The amount of the credit is limited to the lesser of $250,000 per year or the amount of the R&D credit computed on the taxpayer’s income tax return.  Any credit that exceeds the amount of the taxpayers FICA tax liability in a given quarter may be carried forward to future quarters.

Process for Claiming the Payroll Tax Offset

  • Compute the R&D credit on the 2016 or subsequent income tax return on Form 6765.
  • Complete Form 8974, which is a new form, to report the credits elected to offset FICA tax.
  • File payroll Form 941 with Form 8974 attached for each quarter that there is an offset.

A taxpayer may only claim the election for 5 years for a maximum credit of $1.25 million. Any election to apply the R&D credit to offset payroll tax cannot be revoked without the consent of the IRS.

These changes afford small businesses and start-ups an excellent opportunity to realize the tax benefit of their R&D credits, whereas in the past they may have had to wait years to reach profitability or even been precluded from using their credits due to various limitations.

During the current tax filing season, consideration should be given to the preparation of elections, calculation of the R&D credit and timely filing of the returns in order to enable taxpayers to obtain the largest possible benefit from the new PATH Act rules.

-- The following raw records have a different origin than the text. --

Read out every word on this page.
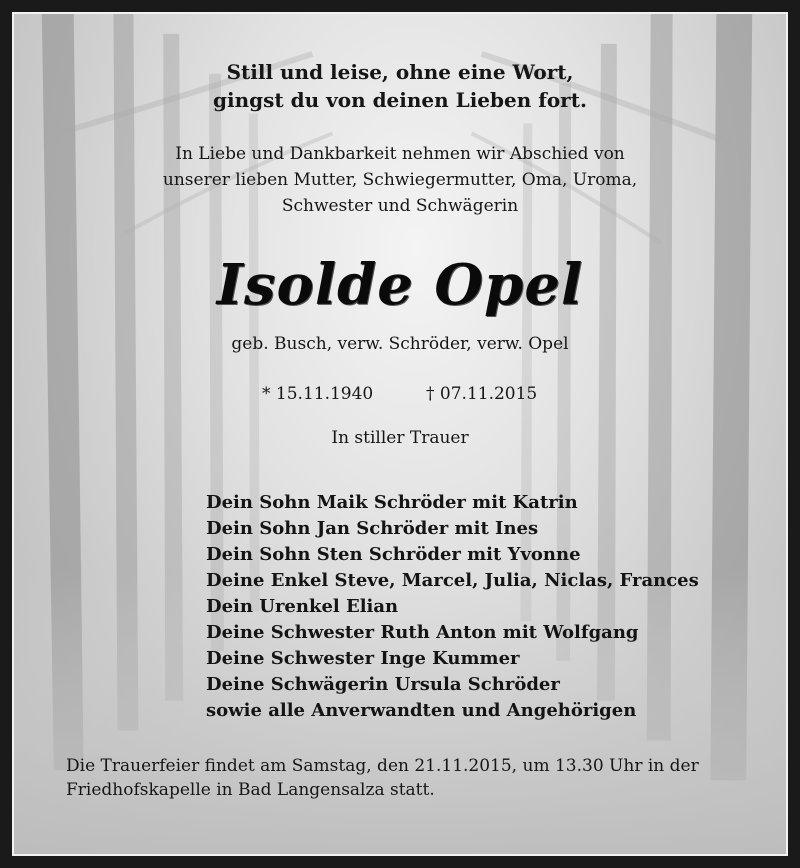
Still und leise, ohne eine Wort,
gingst du von deinen Lieben fort.
In Liebe und Dankbarkeit nehmen wir Abschied von
unserer lieben Mutter, Schwiegermutter, Oma, Uroma,
Schwester und Schwägerin
Isolde Opel
geb. Busch, verw. Schröder, verw. Opel
* 15.11.1940	† 07.11.2015
In stiller Trauer
Dein Sohn Maik Schröder mit Katrin
Dein Sohn Jan Schröder mit Ines
Dein Sohn Sten Schröder mit Yvonne
Deine Enkel Steve, Marcel, Julia, Niclas, Frances
Dein Urenkel Elian
Deine Schwester Ruth Anton mit Wolfgang
Deine Schwester Inge Kummer
Deine Schwägerin Ursula Schröder
sowie alle Anverwandten und Angehörigen
Die Trauerfeier findet am Samstag, den 21.11.2015, um 13.30 Uhr in der
Friedhofskapelle in Bad Langensalza statt.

In the past, the R&D credit could not be used to offset Alternative Minimum Tax (“AMT”), with limited exception. The PATH Act provides the ability for certain taxpayers to utilize the credits to offset both regular or AMT for tax credits generated during tax years beginning on or after January 1, 2016. Credits generated in prior years typically will not be eligible to offset AMT, but can continue to be carried forward to offset future regular tax in accordance with previous tax law.

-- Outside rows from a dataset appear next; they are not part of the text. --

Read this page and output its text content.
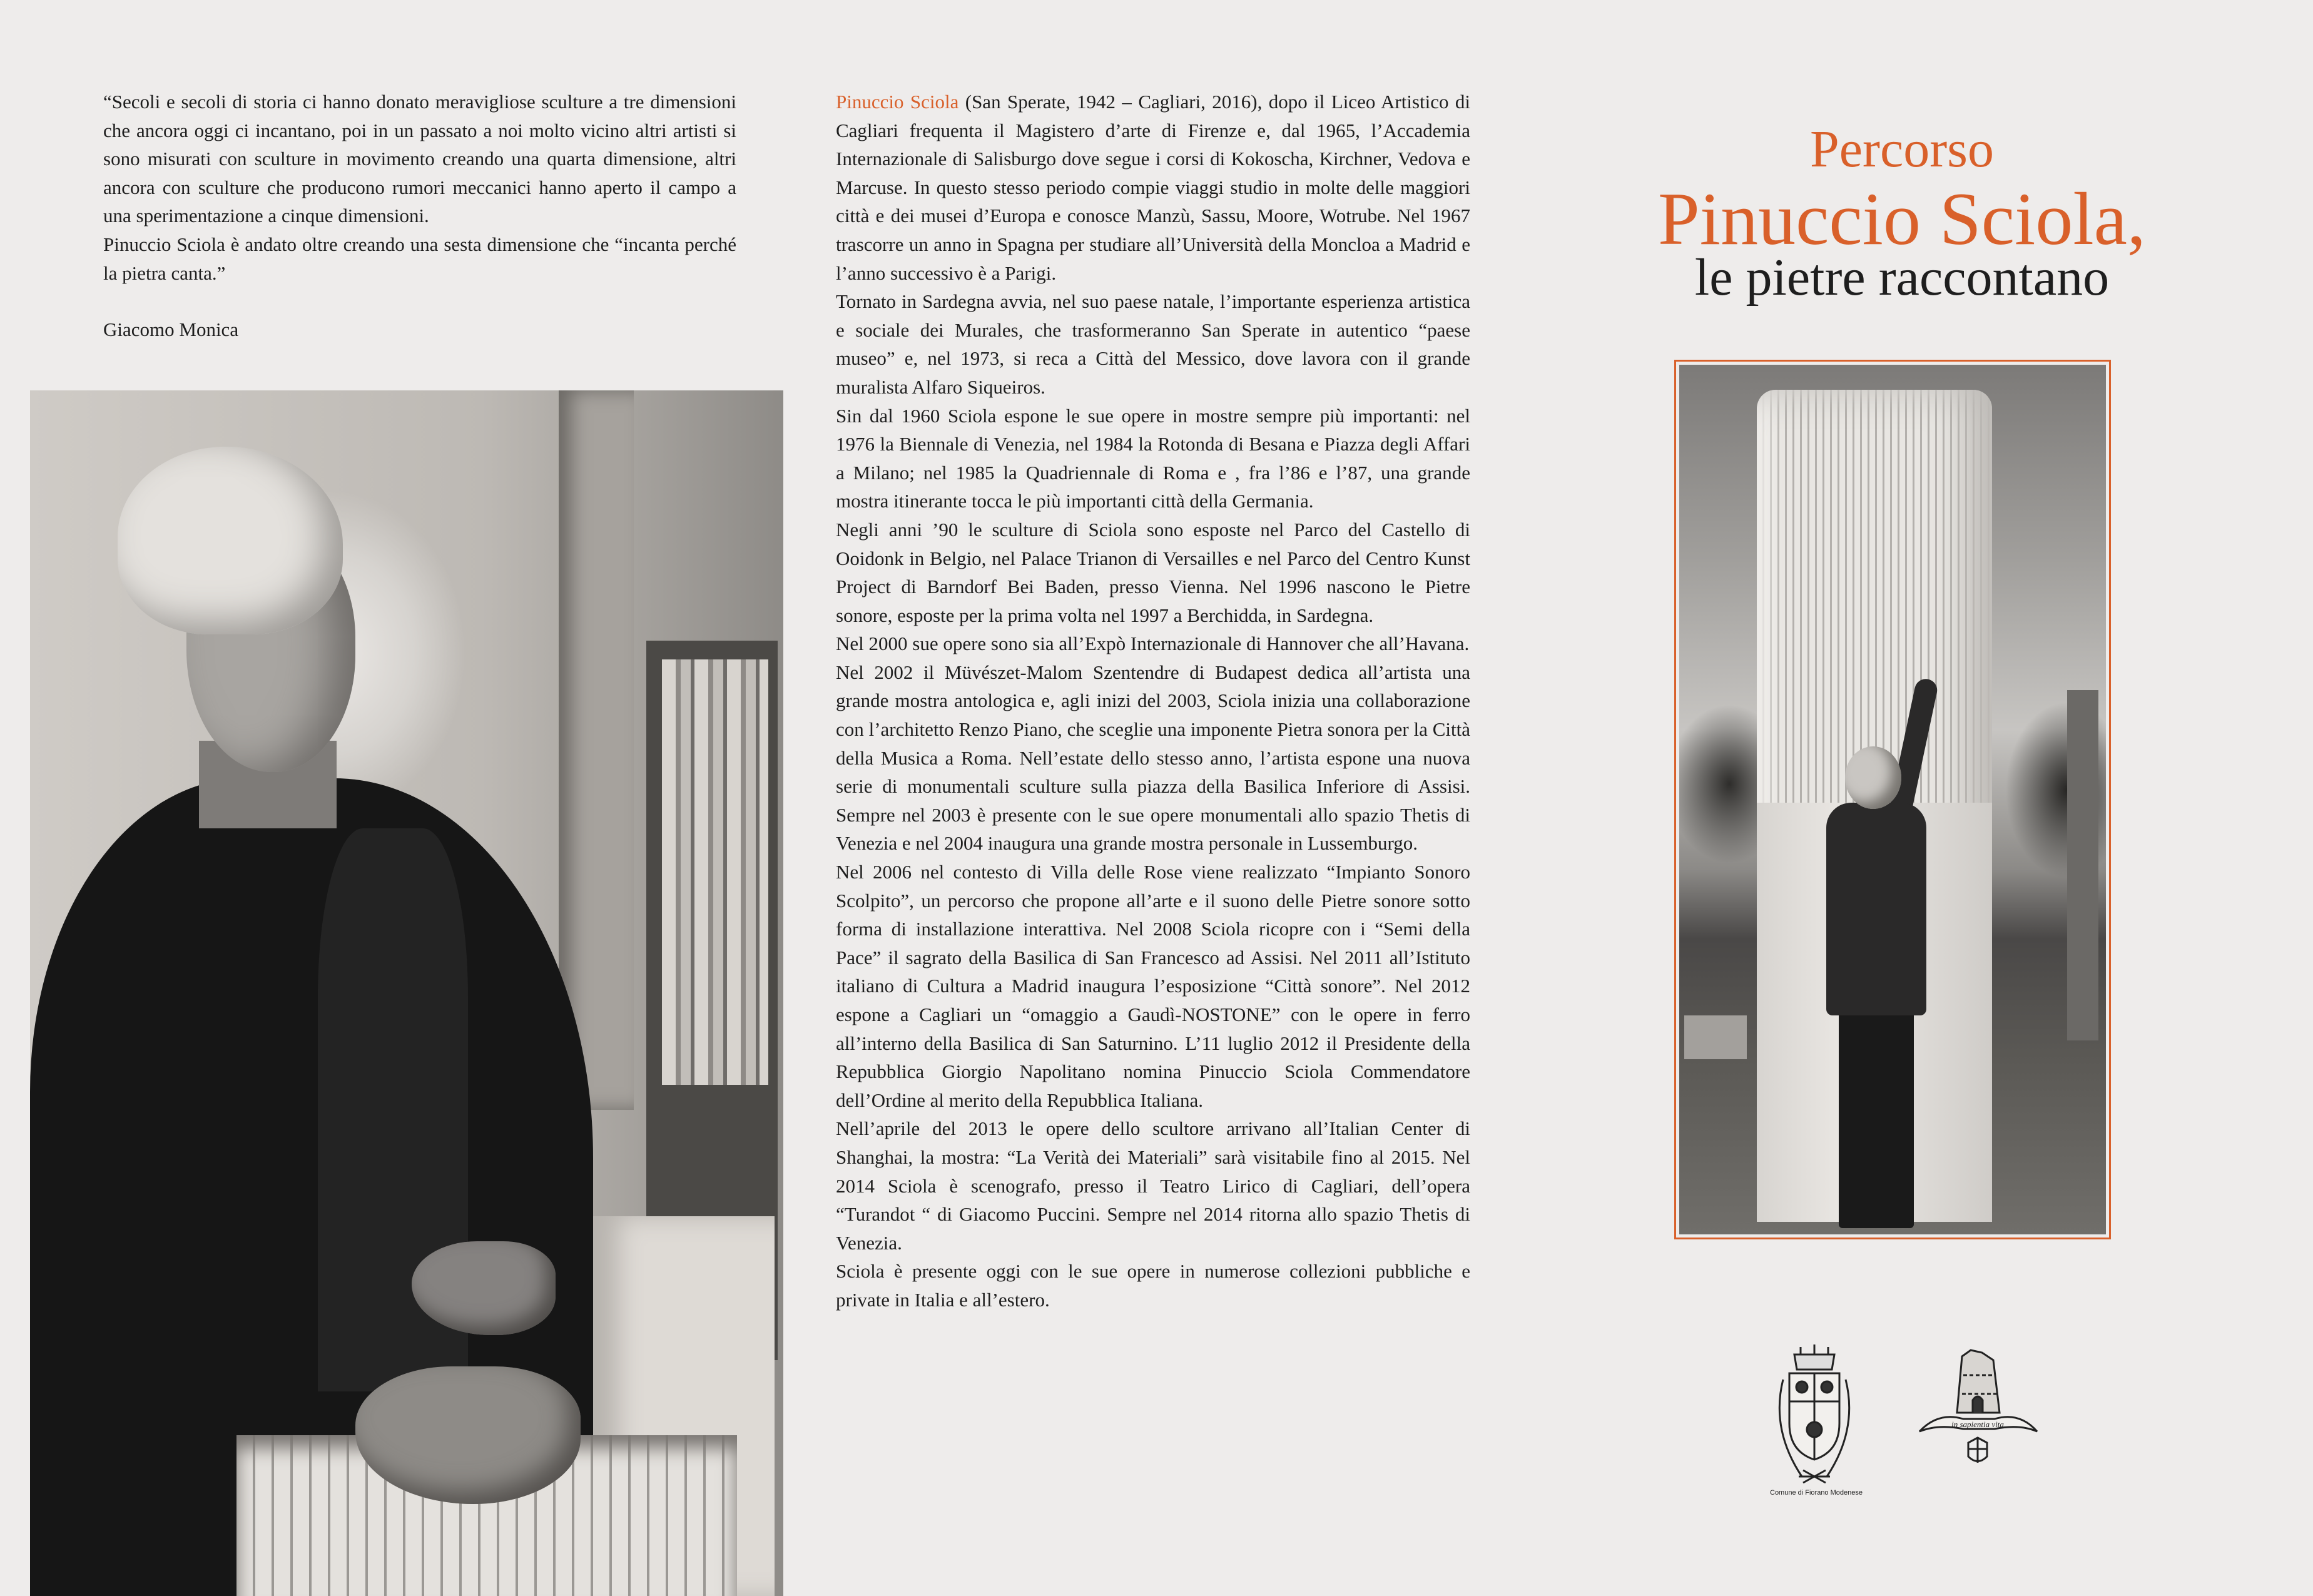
“Secoli e secoli di storia ci hanno donato meravigliose sculture a tre dimensioni che ancora oggi ci incantano, poi in un passato a noi molto vicino altri artisti si sono misurati con sculture in movimento creando una quarta dimensione, altri ancora con sculture che producono rumori meccanici hanno aperto il campo a una sperimentazione a cinque dimensioni.

Pinuccio Sciola è andato oltre creando una sesta dimensione che “incanta perché la pietra canta.”

Giacomo Monica

Pinuccio Sciola (San Sperate, 1942 – Cagliari, 2016), dopo il Liceo Artistico di Cagliari frequenta il Magistero d’arte di Firenze e, dal 1965, l’Accademia Internazionale di Salisburgo dove segue i corsi di Kokoscha, Kirchner, Vedova e Marcuse. In questo stesso periodo compie viaggi studio in molte delle maggiori città e dei musei d’Europa e conosce Manzù, Sassu, Moore, Wotrube. Nel 1967 trascorre un anno in Spagna per studiare all’Università della Moncloa a Madrid e l’anno successivo è a Parigi.

Tornato in Sardegna avvia, nel suo paese natale, l’importante esperienza artistica e sociale dei Murales, che trasformeranno San Sperate in autentico “paese museo” e, nel 1973, si reca a Città del Messico, dove lavora con il grande muralista Alfaro Siqueiros.

Sin dal 1960 Sciola espone le sue opere in mostre sempre più importanti: nel 1976 la Biennale di Venezia, nel 1984 la Rotonda di Besana e Piazza degli Affari a Milano; nel 1985 la Quadriennale di Roma e , fra l’86 e l’87, una grande mostra itinerante tocca le più importanti città della Germania.

Negli anni ’90 le sculture di Sciola sono esposte nel Parco del Castello di Ooidonk in Belgio, nel Palace Trianon di Versailles e nel Parco del Centro Kunst Project di Barndorf Bei Baden, presso Vienna. Nel 1996 nascono le Pietre sonore, esposte per la prima volta nel 1997 a Berchidda, in Sardegna.

Nel 2000 sue opere sono sia all’Expò Internazionale di Hannover che all’Havana.

Nel 2002 il Müvészet-Malom Szentendre di Budapest dedica all’artista una grande mostra antologica e, agli inizi del 2003, Sciola inizia una collaborazione con l’architetto Renzo Piano, che sceglie una imponente Pietra sonora per la Città della Musica a Roma. Nell’estate dello stesso anno, l’artista espone una nuova serie di monumentali sculture sulla piazza della Basilica Inferiore di Assisi. Sempre nel 2003 è presente con le sue opere monumentali allo spazio Thetis di Venezia e nel 2004 inaugura una grande mostra personale in Lussemburgo.

Nel 2006 nel contesto di Villa delle Rose viene realizzato “Impianto Sonoro Scolpito”, un percorso che propone all’arte e il suono delle Pietre sonore sotto forma di installazione interattiva. Nel 2008 Sciola ricopre con i “Semi della Pace” il sagrato della Basilica di San Francesco ad Assisi. Nel 2011 all’Istituto italiano di Cultura a Madrid inaugura l’esposizione “Città sonore”. Nel 2012 espone a Cagliari un “omaggio a Gaudì-NOSTONE” con le opere in ferro all’interno della Basilica di San Saturnino. L’11 luglio 2012 il Presidente della Repubblica Giorgio Napolitano nomina Pinuccio Sciola Commendatore dell’Ordine al merito della Repubblica Italiana.

Nell’aprile del 2013 le opere dello scultore arrivano all’Italian Center di Shanghai, la mostra: “La Verità dei Materiali” sarà visitabile fino al 2015. Nel 2014 Sciola è scenografo, presso il Teatro Lirico di Cagliari, dell’opera “Turandot “ di Giacomo Puccini. Sempre nel 2014 ritorna allo spazio Thetis di Venezia.

Sciola è presente oggi con le sue opere in numerose collezioni pubbliche e private in Italia e all’estero.

Percorso
Pinuccio Sciola,
le pietre raccontano
Comune di Fiorano Modenese
in sapientia vita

The AMT offset is available only to eligible small businesses. Eligible small businesses are those that are a:

  • Corporation, the stock of which is not publicly traded
  • Partnership
  • Sole proprietorship

In addition, the average annual gross receipts of such corporation, partnership or sole proprietorship for the 3-taxable-year period preceding the taxable year must not exceed $50 million. For example, if the business wishes to utilize the credit to offset AMT in 2016, its average annual gross receipts for tax years 2013, 2014 and 2015 must not exceed $50 million. Any partner or S corporation shareholder claiming a pass-through credit must also meet the gross receipts test for its pass-through credit to be eligible to offset AMT.